Prosecutions matter, but they are not sufficient and can be actively harmful if done selectively. Effective anti-corruption requires system-wide changes: transparency of budgets, contracts, and assets; digital government reducing discretionary interactions; free press and protected whistleblowers; strong civil society; independent courts; and political leadership. Without these, prosecutions tend to target opposition politicians while the corrupt system continues. Real progress requires changing the conditions that produce corruption, not only punishing individual corrupt actors.

Further Information

Key texts accessible to students: Susan Rose-Ackerman, 'Corruption and Government' (1999, revised 2016) — the standard academic introduction. Daniel Kaufmann's work at the World Bank remains essential for thinking about measurement and policy.
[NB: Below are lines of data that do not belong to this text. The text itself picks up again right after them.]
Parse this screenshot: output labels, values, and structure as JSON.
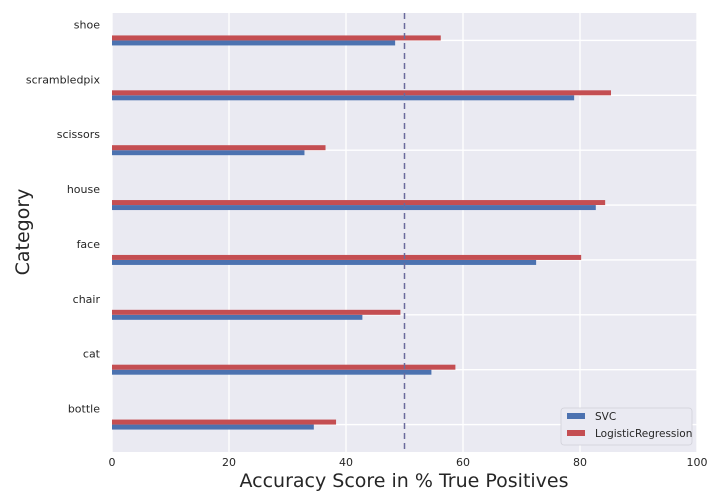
{
  "chart_data": {
    "type": "bar",
    "orientation": "horizontal",
    "categories": [
      "bottle",
      "cat",
      "chair",
      "face",
      "house",
      "scissors",
      "scrambledpix",
      "shoe"
    ],
    "series": [
      {
        "name": "SVC",
        "color": "#4c72b0",
        "values": [
          34.5,
          54.6,
          42.8,
          72.5,
          82.7,
          32.9,
          79.0,
          48.4
        ]
      },
      {
        "name": "LogisticRegression",
        "color": "#c44e52",
        "values": [
          38.3,
          58.7,
          49.3,
          80.2,
          84.3,
          36.5,
          85.3,
          56.2
        ]
      }
    ],
    "xlabel": "Accuracy Score in % True Positives",
    "ylabel": "Category",
    "xlim": [
      0,
      100
    ],
    "xticks": [
      0,
      20,
      40,
      60,
      80,
      100
    ],
    "reference_line": {
      "x": 50,
      "style": "dashed",
      "color": "#6a6a9c"
    },
    "grid": true,
    "background": "#eaeaf2",
    "legend": {
      "placement": "bottom-right",
      "entries": [
        "SVC",
        "LogisticRegression"
      ]
    }
  }
}
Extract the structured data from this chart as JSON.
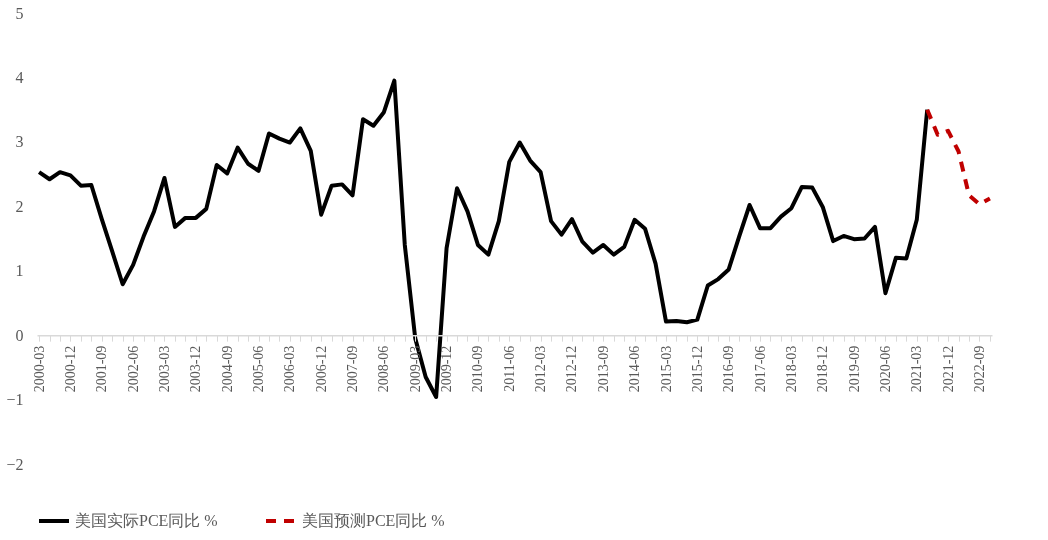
{
  "chart_data": {
    "type": "line",
    "categories": [
      "2000-03",
      null,
      null,
      "2000-12",
      null,
      null,
      "2001-09",
      null,
      null,
      "2002-06",
      null,
      null,
      "2003-03",
      null,
      null,
      "2003-12",
      null,
      null,
      "2004-09",
      null,
      null,
      "2005-06",
      null,
      null,
      "2006-03",
      null,
      null,
      "2006-12",
      null,
      null,
      "2007-09",
      null,
      null,
      "2008-06",
      null,
      null,
      "2009-03",
      null,
      null,
      "2009-12",
      null,
      null,
      "2010-09",
      null,
      null,
      "2011-06",
      null,
      null,
      "2012-03",
      null,
      null,
      "2012-12",
      null,
      null,
      "2013-09",
      null,
      null,
      "2014-06",
      null,
      null,
      "2015-03",
      null,
      null,
      "2015-12",
      null,
      null,
      "2016-09",
      null,
      null,
      "2017-06",
      null,
      null,
      "2018-03",
      null,
      null,
      "2018-12",
      null,
      null,
      "2019-09",
      null,
      null,
      "2020-06",
      null,
      null,
      "2021-03",
      null,
      null,
      "2021-12",
      null,
      null,
      "2022-09",
      null
    ],
    "series": [
      {
        "name": "美国实际PCE同比 %",
        "color": "#000000",
        "line_style": "solid",
        "values": [
          2.53,
          2.42,
          2.53,
          2.48,
          2.32,
          2.33,
          1.8,
          1.3,
          0.79,
          1.09,
          1.53,
          1.92,
          2.44,
          1.68,
          1.82,
          1.82,
          1.96,
          2.64,
          2.51,
          2.91,
          2.66,
          2.55,
          3.13,
          3.05,
          2.99,
          3.21,
          2.86,
          1.87,
          2.32,
          2.34,
          2.17,
          3.35,
          3.25,
          3.46,
          3.95,
          1.4,
          -0.05,
          -0.65,
          -0.96,
          1.35,
          2.28,
          1.92,
          1.4,
          1.25,
          1.77,
          2.69,
          2.99,
          2.71,
          2.53,
          1.77,
          1.56,
          1.8,
          1.45,
          1.28,
          1.4,
          1.25,
          1.37,
          1.79,
          1.65,
          1.11,
          0.21,
          0.22,
          0.2,
          0.24,
          0.77,
          0.87,
          1.02,
          1.53,
          2.02,
          1.66,
          1.66,
          1.84,
          1.97,
          2.3,
          2.29,
          1.99,
          1.46,
          1.54,
          1.49,
          1.5,
          1.68,
          0.65,
          1.2,
          1.19,
          1.79,
          3.5,
          null,
          null,
          null,
          null,
          null,
          null
        ]
      },
      {
        "name": "美国预测PCE同比 %",
        "color": "#c00000",
        "line_style": "dashed",
        "values": [
          null,
          null,
          null,
          null,
          null,
          null,
          null,
          null,
          null,
          null,
          null,
          null,
          null,
          null,
          null,
          null,
          null,
          null,
          null,
          null,
          null,
          null,
          null,
          null,
          null,
          null,
          null,
          null,
          null,
          null,
          null,
          null,
          null,
          null,
          null,
          null,
          null,
          null,
          null,
          null,
          null,
          null,
          null,
          null,
          null,
          null,
          null,
          null,
          null,
          null,
          null,
          null,
          null,
          null,
          null,
          null,
          null,
          null,
          null,
          null,
          null,
          null,
          null,
          null,
          null,
          null,
          null,
          null,
          null,
          null,
          null,
          null,
          null,
          null,
          null,
          null,
          null,
          null,
          null,
          null,
          null,
          null,
          null,
          null,
          null,
          3.5,
          3.11,
          3.17,
          2.85,
          2.17,
          2.03,
          2.12
        ]
      }
    ],
    "ylim": [
      -2,
      5
    ],
    "yticks": [
      -2,
      -1,
      0,
      1,
      2,
      3,
      4,
      5
    ],
    "grid": false,
    "legend": "bottom",
    "marker": "none"
  }
}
Sarah Chayes, 'Thieves of State' (2015) — connecting corruption to international security, highly accessible. Tom Burgis, 'Kleptopia' (2020) — journalistic tracing of dirty money through the global financial system. Oliver Bullough, 'Moneyland' (2018) and 'Butler to the World' (2022) — on the mechanics of hiding illicit wealth. For specific cases: 'The President's Keepers' by Jacques Pauw (South Africa) and 'Putin's Kleptocracy' by Karen Dawisha (Russia) are investigative classics. Transparency International (transparency.org) publishes the Corruption Perceptions Index annually and has regional reports. The Financial Action Task Force (fatf-gafi.org) monitors anti-money-laundering efforts. The Organized Crime and Corruption Reporting Project (occrp.org) is a crucial source for investigative journalism on corruption worldwide.